Austrocochlea constellata is a species of sea snail, a marine gastropod mollusk in the family Trochidae, the top snails.

This is a species inquirenda.

==Description==
The height of the shell attains 9 mm, its diameter 10 mm. The oblique, imperforate shell has an orbiculate-conic shape and is slightly elevated. The base of the shell is very wide. The shell is longitudinally very obliquely subtly striate, and marked with a few spiral subimpressed lines which are sometimes obsolete, leaving the surface smooth.
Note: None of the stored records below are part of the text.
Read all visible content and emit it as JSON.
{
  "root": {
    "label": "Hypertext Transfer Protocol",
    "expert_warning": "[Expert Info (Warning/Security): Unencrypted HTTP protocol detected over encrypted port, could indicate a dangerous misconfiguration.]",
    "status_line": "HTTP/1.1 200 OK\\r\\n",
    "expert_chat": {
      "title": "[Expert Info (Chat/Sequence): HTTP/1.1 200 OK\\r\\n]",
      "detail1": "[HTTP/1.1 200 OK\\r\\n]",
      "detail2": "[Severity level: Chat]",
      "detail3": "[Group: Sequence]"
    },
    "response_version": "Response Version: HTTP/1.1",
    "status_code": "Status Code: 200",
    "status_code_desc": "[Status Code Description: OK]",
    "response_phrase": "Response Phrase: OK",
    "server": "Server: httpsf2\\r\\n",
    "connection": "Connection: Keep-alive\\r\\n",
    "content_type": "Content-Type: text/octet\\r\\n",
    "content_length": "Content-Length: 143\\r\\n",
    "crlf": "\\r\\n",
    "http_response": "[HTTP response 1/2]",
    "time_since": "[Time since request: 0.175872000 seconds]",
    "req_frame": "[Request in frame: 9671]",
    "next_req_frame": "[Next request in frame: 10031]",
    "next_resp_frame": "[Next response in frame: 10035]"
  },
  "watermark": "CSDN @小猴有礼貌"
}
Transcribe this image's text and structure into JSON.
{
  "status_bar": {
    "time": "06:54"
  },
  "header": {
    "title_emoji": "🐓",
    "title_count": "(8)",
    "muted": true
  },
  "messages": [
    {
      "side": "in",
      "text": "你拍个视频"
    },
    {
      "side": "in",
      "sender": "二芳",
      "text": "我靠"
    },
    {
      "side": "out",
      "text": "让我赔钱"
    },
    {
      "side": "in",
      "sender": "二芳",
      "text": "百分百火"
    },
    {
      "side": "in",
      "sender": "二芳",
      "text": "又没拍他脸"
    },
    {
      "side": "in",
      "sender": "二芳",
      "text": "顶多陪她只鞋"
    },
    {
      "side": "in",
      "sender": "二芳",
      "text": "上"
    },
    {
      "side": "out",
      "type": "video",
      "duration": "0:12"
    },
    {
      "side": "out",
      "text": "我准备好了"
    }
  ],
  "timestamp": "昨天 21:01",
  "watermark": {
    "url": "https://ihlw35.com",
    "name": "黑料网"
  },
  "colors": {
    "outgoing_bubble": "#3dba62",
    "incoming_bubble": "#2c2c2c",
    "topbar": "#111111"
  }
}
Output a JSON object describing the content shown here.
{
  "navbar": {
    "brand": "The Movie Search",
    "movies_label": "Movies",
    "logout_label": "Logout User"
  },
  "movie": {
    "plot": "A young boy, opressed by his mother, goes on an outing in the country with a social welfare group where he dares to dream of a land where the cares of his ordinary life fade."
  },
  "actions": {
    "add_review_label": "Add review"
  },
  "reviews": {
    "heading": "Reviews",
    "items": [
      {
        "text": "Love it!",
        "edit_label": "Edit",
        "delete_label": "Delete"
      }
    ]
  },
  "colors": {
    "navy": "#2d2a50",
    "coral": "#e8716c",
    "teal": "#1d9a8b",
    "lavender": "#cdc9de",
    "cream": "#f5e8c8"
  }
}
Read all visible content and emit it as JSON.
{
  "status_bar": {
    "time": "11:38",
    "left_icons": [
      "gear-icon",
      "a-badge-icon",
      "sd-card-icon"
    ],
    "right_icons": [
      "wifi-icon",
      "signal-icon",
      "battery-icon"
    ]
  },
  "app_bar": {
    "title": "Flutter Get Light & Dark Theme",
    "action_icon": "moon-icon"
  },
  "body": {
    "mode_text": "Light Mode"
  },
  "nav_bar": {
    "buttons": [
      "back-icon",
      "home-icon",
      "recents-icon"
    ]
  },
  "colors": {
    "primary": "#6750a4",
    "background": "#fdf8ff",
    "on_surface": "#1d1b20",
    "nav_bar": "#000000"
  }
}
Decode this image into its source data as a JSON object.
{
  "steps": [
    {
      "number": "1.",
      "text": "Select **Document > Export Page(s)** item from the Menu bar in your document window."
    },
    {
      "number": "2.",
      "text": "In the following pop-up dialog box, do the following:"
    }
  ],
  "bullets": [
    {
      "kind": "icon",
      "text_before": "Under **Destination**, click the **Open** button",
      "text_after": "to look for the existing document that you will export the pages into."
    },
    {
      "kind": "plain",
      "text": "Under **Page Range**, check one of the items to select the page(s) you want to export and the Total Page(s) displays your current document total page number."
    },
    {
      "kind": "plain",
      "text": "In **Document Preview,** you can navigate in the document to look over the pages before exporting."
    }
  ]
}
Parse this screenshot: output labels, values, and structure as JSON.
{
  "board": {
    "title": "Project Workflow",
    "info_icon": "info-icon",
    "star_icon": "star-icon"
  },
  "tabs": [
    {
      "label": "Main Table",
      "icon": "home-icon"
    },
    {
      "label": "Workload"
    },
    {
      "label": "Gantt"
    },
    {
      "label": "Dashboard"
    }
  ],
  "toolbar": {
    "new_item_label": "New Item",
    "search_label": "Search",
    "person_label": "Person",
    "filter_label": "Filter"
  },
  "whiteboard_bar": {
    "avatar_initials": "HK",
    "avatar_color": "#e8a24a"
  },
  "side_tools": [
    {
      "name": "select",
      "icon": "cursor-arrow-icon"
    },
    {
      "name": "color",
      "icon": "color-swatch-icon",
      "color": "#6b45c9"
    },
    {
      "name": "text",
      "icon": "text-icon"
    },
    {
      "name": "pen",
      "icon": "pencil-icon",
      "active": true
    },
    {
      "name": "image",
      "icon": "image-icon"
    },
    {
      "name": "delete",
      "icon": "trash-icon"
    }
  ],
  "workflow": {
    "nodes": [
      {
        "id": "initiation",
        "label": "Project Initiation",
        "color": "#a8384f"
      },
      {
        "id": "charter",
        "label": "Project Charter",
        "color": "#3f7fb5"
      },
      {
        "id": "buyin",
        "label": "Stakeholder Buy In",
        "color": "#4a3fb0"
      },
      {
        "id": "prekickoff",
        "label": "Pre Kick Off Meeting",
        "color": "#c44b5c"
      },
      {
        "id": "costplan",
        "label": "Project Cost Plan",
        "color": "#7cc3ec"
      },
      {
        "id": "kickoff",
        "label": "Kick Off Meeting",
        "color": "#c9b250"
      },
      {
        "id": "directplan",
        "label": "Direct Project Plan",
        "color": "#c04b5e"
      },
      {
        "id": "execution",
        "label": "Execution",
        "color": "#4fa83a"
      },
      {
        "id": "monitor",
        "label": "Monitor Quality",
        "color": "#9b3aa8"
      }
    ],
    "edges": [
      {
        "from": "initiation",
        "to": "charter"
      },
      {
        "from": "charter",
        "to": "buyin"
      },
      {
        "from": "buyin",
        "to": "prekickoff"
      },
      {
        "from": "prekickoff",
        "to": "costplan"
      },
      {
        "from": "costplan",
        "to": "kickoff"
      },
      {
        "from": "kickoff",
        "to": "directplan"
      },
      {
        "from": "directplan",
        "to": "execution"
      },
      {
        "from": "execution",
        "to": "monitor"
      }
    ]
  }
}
The color is plumbeous ashen, often with a pink tinge, speckled closely with white dots, and encircled with two dark bands which are articulated with larger spots of white. The sutures are impressed. The five whorls are subconvex, the last forming the greater portion of the shell. They are compressed, obtusely angulated, depressed below the suture. The surface of the base is almost entirely occupied by the parieto-columellar area. The very oblique aperture is pearly and iridescent inside. The thin outer lip acute, and continued on the base in an angle which bounds the columellar area. The thin, white columella is subhorizontal, very wide, subconcave, and bounded by a narrow brown streak outside.

There is considerable variation in the color pattern. Unlike most of the species in this genus, the base is not lined with a white thickened continuation of the columella.

==Distribution==
This marine species occurs off New Caledonia.